Any company owner, whether the business is large or small, understands the importance of fair laws to protect the company in the event of a lawsuit. The outcome of business litigation can bring a corporation to its knees–and, unfortunately, many unfair lawsuits have been filed by unscrupulous entities with no regard to the harm they cause companies, customers and taxpayers.

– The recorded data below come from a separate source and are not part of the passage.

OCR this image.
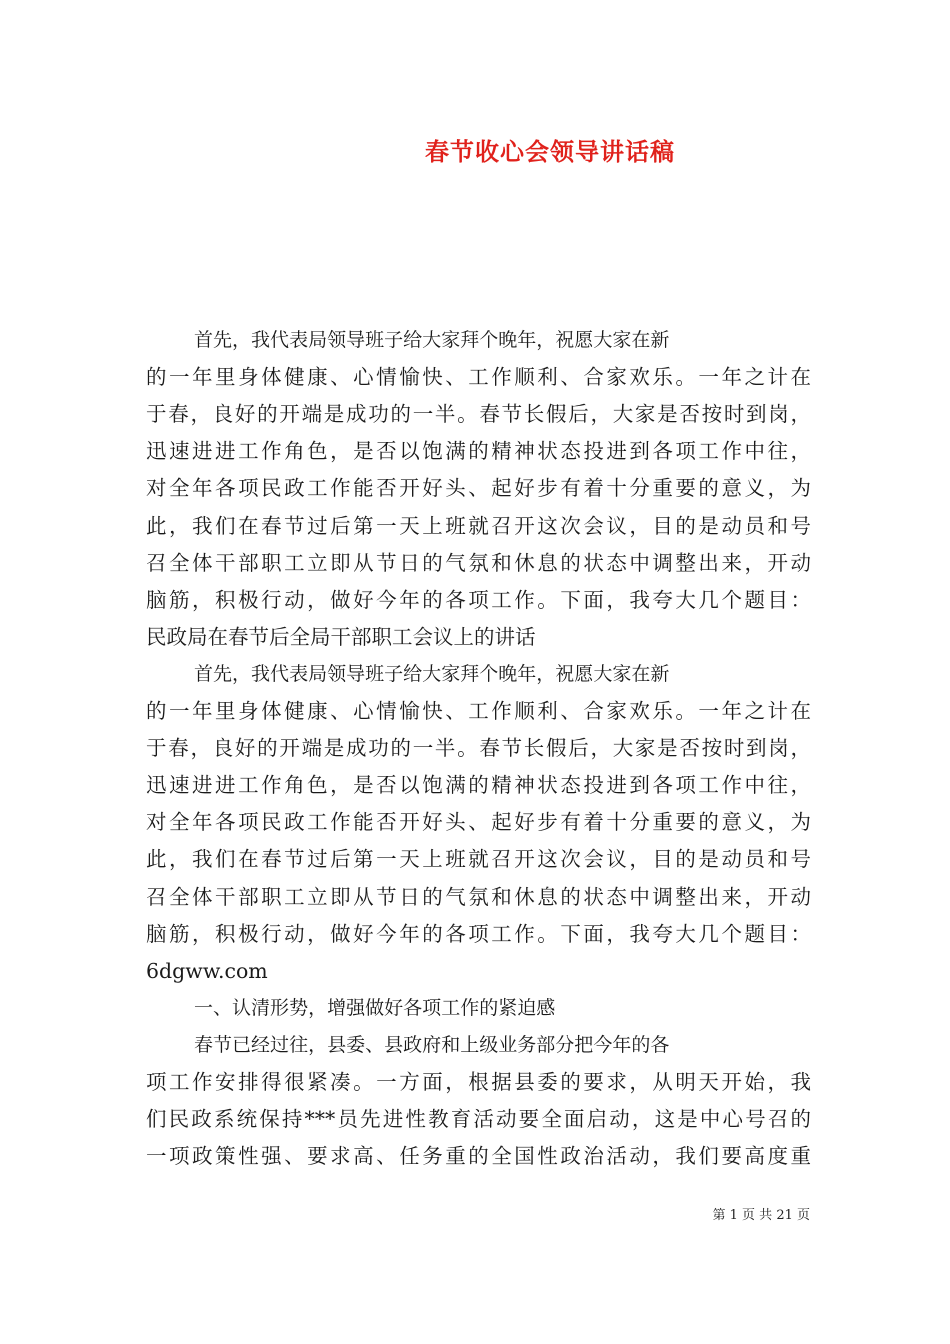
春节收心会领导讲话稿
首先，我代表局领导班子给大家拜个晚年，祝愿大家在新
的一年里身体健康、心情愉快、工作顺利、合家欢乐。一年之计在
于春，良好的开端是成功的一半。春节长假后，大家是否按时到岗，
迅速进进工作角色，是否以饱满的精神状态投进到各项工作中往，
对全年各项民政工作能否开好头、起好步有着十分重要的意义，为
此，我们在春节过后第一天上班就召开这次会议，目的是动员和号
召全体干部职工立即从节日的气氛和休息的状态中调整出来，开动
脑筋，积极行动，做好今年的各项工作。下面，我夸大几个题目：
民政局在春节后全局干部职工会议上的讲话
首先，我代表局领导班子给大家拜个晚年，祝愿大家在新
的一年里身体健康、心情愉快、工作顺利、合家欢乐。一年之计在
于春，良好的开端是成功的一半。春节长假后，大家是否按时到岗，
迅速进进工作角色，是否以饱满的精神状态投进到各项工作中往，
对全年各项民政工作能否开好头、起好步有着十分重要的意义，为
此，我们在春节过后第一天上班就召开这次会议，目的是动员和号
召全体干部职工立即从节日的气氛和休息的状态中调整出来，开动
脑筋，积极行动，做好今年的各项工作。下面，我夸大几个题目：
6dgww.com
一、认清形势，增强做好各项工作的紧迫感
春节已经过往，县委、县政府和上级业务部分把今年的各
项工作安排得很紧凑。一方面，根据县委的要求，从明天开始，我
们民政系统保持***员先进性教育活动要全面启动，这是中心号召的
一项政策性强、要求高、任务重的全国性政治活动，我们要高度重
第 1 页 共 21 页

Various legal reforms by Texas lawmakers may have further strengthened the state’s status as being corporation-friendly, especially when it comes to protecting business owners from abusive lawsuits, tortuous interference and deceptive trade practices. For 10 years in a row, Texas has been named by numerous top CEOs as the best state to operate a business, in large part to these reforms. Many large national corporations, including Toyota, have begun relocating their operations to Texas from other states that are known for permitting judicial injustices, such as California and New York. This has the potential to greatly increase Texas’ business economy and create thousands of jobs.
However, many corporate regulations and lawsuits are not limited to individual states. It’s possible for business disputes involving companies located in different states to continue, regardless of Texas’ reforms. One such example is that of a class action lawsuit between Whole Foods, based in Austin, and the state of California. Whole Foods was accused of mislabeling some of its foods as containing all natural ingredients, although the ingredient in question, evaporated cane juice, is merely sugar. The lawsuit not only harmed Whole Foods, but also consumers. In cases such as this, sound legal representation is crucial in order to preserve the jobs of company owners, managers, employees and the companies themselves.